8.       This legislative instrument amends [CO 14/41] to extend the relief given by that instrument until 1 April 2024. [CO 14/41] as amended will provide continued relief from requirements in the Code for a credit provider or lessor to:

•        record the fact that the credit provider and debtor (or lessor and lessee) have agreed to change the contract (or consumer lease) in a hardship variation; and

•        provide written notice setting out the particulars of any changes to the terms of the contract (or consumer lease)

in the case of simple arrangements.  

Legislative instrument and primary legislation 

9.       It may be appropriate for the relief extended by this instrument to be implemented through permanent modifications to the requirements of the Code. Extending the instrument for a further two-year period will provide the Government with the necessary time to consider the merits of modifications to the requirements of the Code before the relief expires.

Legislative authority

10.         ASIC makes this legislative instrument under subsection 203A(3) of the Code. Under subsection 203A(3), ASIC may exempt a class of persons, credit contracts or consumer leases from all or specified provisions of the Code.

11.         Under subsection 33(3) of the Acts Interpretation Act 1901, where an Act confers a power to make, grant or issue any instrument (including rules, regulations or by-laws), the power shall be construed as including a power exercisable in the like manner and subject to the like conditions (if any) to repeal, rescind, revoke, amend, or vary any such instrument.
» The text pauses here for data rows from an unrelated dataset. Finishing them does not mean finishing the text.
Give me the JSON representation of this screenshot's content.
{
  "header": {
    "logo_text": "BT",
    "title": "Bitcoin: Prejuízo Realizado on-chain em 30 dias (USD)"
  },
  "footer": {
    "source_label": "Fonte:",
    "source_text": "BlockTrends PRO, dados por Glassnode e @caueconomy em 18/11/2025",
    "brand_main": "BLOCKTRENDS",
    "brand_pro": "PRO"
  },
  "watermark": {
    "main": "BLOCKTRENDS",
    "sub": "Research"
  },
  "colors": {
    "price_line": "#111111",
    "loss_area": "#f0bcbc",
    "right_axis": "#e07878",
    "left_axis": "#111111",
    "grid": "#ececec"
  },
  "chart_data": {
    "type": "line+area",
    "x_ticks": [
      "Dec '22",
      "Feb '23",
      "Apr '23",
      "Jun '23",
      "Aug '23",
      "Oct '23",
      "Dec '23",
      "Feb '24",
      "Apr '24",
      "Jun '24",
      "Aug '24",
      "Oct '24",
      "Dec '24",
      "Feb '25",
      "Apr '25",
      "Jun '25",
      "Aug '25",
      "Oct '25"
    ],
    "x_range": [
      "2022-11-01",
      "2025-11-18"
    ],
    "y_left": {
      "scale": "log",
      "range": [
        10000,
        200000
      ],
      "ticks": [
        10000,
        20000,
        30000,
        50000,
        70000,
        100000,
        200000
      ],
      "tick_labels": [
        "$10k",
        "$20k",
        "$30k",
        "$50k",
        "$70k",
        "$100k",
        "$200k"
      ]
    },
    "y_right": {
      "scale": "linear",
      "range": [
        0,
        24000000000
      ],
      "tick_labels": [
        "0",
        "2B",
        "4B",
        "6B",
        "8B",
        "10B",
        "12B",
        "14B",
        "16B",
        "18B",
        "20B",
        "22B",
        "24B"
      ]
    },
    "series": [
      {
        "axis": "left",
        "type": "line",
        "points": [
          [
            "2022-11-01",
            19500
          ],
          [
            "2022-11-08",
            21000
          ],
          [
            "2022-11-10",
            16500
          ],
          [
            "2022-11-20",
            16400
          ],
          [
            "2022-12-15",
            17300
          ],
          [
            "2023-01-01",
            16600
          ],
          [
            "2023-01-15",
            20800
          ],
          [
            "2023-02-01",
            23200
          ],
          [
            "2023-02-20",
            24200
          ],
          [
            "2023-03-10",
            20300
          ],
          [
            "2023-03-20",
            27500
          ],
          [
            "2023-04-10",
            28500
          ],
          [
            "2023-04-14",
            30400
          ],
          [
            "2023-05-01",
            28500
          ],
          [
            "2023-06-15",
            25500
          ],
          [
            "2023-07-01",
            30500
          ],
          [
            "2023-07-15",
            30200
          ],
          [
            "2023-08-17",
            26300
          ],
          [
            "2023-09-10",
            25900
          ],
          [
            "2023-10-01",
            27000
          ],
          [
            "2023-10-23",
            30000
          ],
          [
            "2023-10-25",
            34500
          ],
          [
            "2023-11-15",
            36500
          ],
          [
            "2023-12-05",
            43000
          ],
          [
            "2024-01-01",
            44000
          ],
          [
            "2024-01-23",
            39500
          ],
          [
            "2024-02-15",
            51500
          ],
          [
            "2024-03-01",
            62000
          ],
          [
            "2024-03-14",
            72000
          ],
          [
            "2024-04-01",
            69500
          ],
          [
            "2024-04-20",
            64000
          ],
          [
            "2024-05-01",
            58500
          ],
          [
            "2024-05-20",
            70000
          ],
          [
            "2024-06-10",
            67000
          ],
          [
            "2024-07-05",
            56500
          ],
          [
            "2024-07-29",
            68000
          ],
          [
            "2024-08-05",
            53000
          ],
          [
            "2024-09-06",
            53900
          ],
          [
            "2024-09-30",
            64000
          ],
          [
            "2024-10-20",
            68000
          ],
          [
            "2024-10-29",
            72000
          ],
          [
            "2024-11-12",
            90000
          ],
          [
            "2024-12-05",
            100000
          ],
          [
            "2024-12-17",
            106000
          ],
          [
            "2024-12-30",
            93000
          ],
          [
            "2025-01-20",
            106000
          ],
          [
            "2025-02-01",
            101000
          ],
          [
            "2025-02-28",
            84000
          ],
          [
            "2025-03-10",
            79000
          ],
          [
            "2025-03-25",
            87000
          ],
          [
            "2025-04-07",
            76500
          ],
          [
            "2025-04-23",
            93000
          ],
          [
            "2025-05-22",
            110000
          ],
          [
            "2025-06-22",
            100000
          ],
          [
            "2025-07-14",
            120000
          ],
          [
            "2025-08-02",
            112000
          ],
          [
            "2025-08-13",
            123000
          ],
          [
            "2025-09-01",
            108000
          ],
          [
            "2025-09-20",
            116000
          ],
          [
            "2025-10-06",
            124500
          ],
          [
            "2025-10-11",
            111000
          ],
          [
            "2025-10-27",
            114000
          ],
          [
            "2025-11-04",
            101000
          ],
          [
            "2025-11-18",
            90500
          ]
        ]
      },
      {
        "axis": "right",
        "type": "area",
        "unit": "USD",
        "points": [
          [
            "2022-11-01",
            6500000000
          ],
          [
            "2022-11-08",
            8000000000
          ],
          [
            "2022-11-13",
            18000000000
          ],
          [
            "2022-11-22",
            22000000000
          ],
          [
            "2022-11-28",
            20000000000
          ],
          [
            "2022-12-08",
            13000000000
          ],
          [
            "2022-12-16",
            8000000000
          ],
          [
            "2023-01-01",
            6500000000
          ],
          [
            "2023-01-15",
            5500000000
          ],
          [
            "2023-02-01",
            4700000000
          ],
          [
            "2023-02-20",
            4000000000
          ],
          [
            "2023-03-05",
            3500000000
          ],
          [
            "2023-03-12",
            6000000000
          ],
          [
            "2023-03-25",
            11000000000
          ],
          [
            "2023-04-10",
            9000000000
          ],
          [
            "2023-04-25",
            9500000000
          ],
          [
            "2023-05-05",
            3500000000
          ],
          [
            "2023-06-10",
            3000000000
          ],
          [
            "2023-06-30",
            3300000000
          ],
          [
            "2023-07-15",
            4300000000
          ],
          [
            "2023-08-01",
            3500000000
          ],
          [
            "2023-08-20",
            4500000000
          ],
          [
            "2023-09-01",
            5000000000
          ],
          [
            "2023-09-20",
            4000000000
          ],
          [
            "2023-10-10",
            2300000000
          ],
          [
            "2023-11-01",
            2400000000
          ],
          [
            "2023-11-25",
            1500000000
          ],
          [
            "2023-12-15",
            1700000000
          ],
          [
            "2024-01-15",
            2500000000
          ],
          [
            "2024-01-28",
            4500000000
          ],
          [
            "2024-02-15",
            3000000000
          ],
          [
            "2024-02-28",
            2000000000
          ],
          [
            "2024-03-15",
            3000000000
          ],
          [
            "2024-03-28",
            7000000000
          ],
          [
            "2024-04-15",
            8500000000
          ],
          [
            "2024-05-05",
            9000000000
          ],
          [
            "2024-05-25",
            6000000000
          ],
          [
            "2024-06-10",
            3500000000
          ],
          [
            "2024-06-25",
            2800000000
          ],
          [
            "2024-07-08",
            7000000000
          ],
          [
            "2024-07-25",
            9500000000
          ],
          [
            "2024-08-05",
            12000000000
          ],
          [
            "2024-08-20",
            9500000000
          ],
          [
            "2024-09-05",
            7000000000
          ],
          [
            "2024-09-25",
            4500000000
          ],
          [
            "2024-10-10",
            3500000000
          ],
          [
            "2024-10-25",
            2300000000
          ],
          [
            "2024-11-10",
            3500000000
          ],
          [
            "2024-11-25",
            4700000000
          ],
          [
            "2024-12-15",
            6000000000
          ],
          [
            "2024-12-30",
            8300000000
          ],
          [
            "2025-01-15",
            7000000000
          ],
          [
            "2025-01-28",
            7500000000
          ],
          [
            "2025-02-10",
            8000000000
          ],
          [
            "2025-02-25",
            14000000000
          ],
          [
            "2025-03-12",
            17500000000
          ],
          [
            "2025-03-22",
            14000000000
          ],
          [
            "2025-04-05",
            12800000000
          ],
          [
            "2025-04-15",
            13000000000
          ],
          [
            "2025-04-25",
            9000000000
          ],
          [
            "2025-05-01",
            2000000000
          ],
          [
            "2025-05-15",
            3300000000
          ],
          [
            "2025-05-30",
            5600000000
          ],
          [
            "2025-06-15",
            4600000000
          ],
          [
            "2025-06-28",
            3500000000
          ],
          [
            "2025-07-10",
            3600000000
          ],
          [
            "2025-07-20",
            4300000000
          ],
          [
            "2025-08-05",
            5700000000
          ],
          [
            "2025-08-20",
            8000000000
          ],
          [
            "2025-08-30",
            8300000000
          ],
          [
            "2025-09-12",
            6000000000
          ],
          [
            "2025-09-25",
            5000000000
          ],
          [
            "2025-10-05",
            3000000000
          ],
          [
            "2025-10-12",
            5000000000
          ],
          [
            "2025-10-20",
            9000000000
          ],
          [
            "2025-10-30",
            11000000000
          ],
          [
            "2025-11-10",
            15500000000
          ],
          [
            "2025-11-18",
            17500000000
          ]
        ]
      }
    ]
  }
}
12.         The instrument is a disallowable legislative instrument.

Statement of Compatibility with Human Rights 

13.     The Explanatory Statement for a disallowable legislative instrument must contain a Statement of Compatibility with Human Rights under subsection 9(1) of the Human Rights (Parliamentary Scrutiny) Act 2011. A Statement of Compatibility with Human Rights is in the Attachment.


Attachment

Statement of Compatibility with Human Rights

 

This Statement of Compatibility with Human Rights is prepared in accordance with Part 3 of the Human Rights (Parliamentary Scrutiny) Act 2011.  

 

ASIC Credit (Amendment) Instrument 2022/81

Overview

1.       This legislative instrument extends until 1 April 2024 the relief provided by ASIC Class Order [CO 14/41] from requirements in the National Credit Code for a credit provider or lessor to:

·         record the fact that the credit provider and debtor (or lessor and lessee) have agreed to change the contract (or consumer lease) in a hardship variation; and

·         provide written notice setting out the particulars of any changes to the terms of the contract (or consumer lease)

in the case of simple arrangements.

2.       Relief to the same effect was given by regulations 69A and 69B of the National Consumer Credit Protection Regulations 2010 until 1 March 2014 and has been extended since then through various instruments.

Assessment of human rights implications

3.       This instrument does not engage any of the applicable rights or freedoms.

Conclusion

4.       This instrument is compatible with the human rights and freedoms recognised or declared in the international instruments listed in section 3 of the Human Rights (Parliamentary Scrutiny) Act 2011.